Ein anderes Beispiel: da schreibe ich den Kommunikationschef einer anderen Kommunikations-Zentrale an, so'ne Art General-Director. Meine Anfrage. Das war am 23. März 2004:

1) Ist es richtig, dass bei der Fertigung der ersten neuen "XXL" für die Händlerausstattung ungeeignete Bleche im Bereich der Vorderachse verbaut wurden?
2) Handelt es sich hier um Delta- oder Knoten-Bleche im Bereich der Vorderachse, die auch das Crashverhalten mit beeinflussen können?
3) Wie groß ist der Unterschied zwischen der eigentlich vorgesehenen und der tatsächlich verbauten Blechstärke?
4) Kommt es darum auch bei den betroffenen Fahrzeugen zu Schwingungsgeräuschen?
5) Wie groß ist die betroffene "XXL"-Stückzahl?
a) 12.000 Stück oder
b) rund 5.000 Stück
6) Ist es richtig, dass ein Fachblatt, das um die Fakten weiß, nun nach intensiven "XX"-Bemühungen die geplante Geschichte gestoppt hat?
7) Werden die betroffenen Händlerfahrzeuge um- bzw. nachgerüstet?
a) Wie?

Weil ich keine Antwort erhalte, erinnere ich noch einmal. Weil ich dann immer noch keine Antwort erhalte, schreibe ich die Europa-Zentrale (jede große Firma die etwas auf sich hält hat heute so etwas) an. Ich schildere den Fall, bitte um Antwort.

Es kommt keine Antwort. - Also muss an der Sache etwas dran sein. Und die Firma ein großes Interesse haben, dass dieser Fall nicht... -

Also erinnere ich die Europa-Zentrale noch einmal an meine Anfrage, man möge mir doch - bitte, bitte - eine Antwort geben. - Aber alles bleibt still. Auch nach Wochen.
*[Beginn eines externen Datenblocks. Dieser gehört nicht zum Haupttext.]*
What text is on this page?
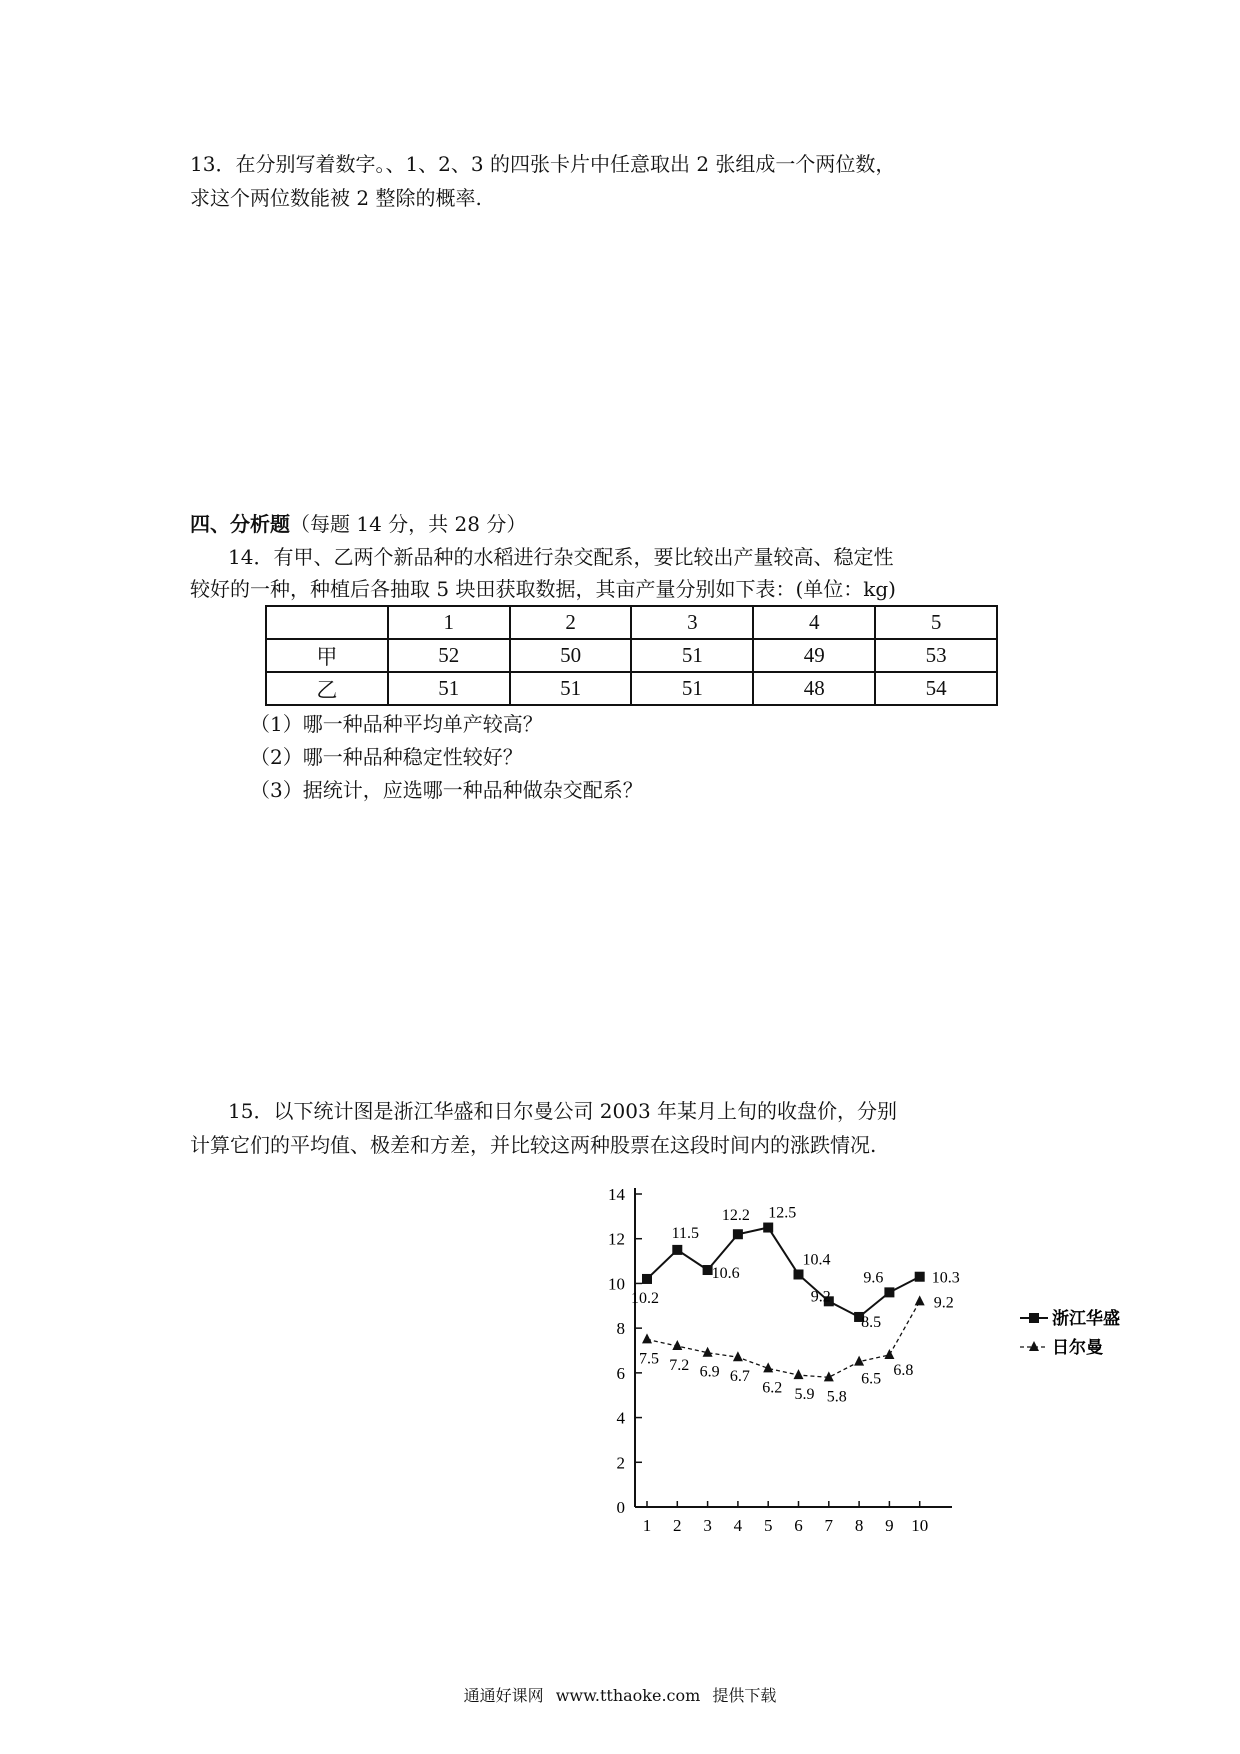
13．在分别写着数字。、1、2、3 的四张卡片中任意取出 2 张组成一个两位数，
求这个两位数能被 2 整除的概率.
四、分析题（每题 14 分，共 28 分）
14．有甲、乙两个新品种的水稻进行杂交配系，要比较出产量较高、稳定性
较好的一种，种植后各抽取 5 块田获取数据，其亩产量分别如下表：(单位：kg)
	1	2	3	4	5
甲	52	50	51	49	53
乙	51	51	51	48	54
（1）哪一种品种平均单产较高？
（2）哪一种品种稳定性较好？
（3）据统计，应选哪一种品种做杂交配系？
15．以下统计图是浙江华盛和日尔曼公司 2003 年某月上旬的收盘价，分别
计算它们的平均值、极差和方差，并比较这两种股票在这段时间内的涨跌情况.
0
2
4
6
8
10
12
14
1 2 3 4 5 6 7 8 9 10
10.2
11.5
10.6
12.2 12.5
10.4
9.2
8.5
9.6	10.3
7.5 7.2 6.9 6.7
6.2 5.9 5.8
6.5
6.8
9.2
浙江华盛
日尔曼
通通好课网 www.tthaoke.com 提供下载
Weil ich bei dieser Angelegenheit auch ein Sicherheitsrisiko zu erkennen glaube - wenn es denn so ist - schalte ich nun eine Behörde ein. Ich informiere das KBA. Inzwischen befinden wir und in der 3. Dekade Mai 2004. Es sind also praktisch zwei Monate vergangen.

So ganz direkt höre ich nichts, so dass ich - zur Sicherheit - noch mal erinnere und verdeutliche, dass mich auch ein Zwischenbescheid interessiert. Die erhalte ich. Man habe die Angelegenheit an die Abteilung "XX" weiter gereicht. Von der würde ich dann bald hören. - Nun scheint man in Flensburg eine andere Vorstellung von "bald" zu haben. - Also erinnere ich noch mal nach und erfahre am 21. Juni 2004:


"Ihre Anfrage wurde zuständigkeitshalber an uns, das Grundsatzreferat,
weitergeleitet.
Die Klärung des beschriebenen Sachverhaltes erfordert allerdings etwas Zeit,
ich bitte dies zu entschuldigen.

Das Sachgebiet für Grundsatzfragen wird eine Klärung über den Bezug zu den
relevanten EG-Typgenehmigungsbereichen herbeiführen und gegebenenfalls eine
Stellungnahme des Herstellers erbitten .

Sie erhalten baldmöglichst weitere Informationen des KBA über die von ihnen
beschriebenen möglichen Mängel am betreffenden Fahrzeug ("XXL" neues
Modell)."

Nun ist es Juli geworden. Ich habe noch nichts gehört. Aber ich kann sicher sein: die Sache wird bearbeitet. Und ich ahne auch, dass ich schon in absehbarer Zeit etwas hören werde.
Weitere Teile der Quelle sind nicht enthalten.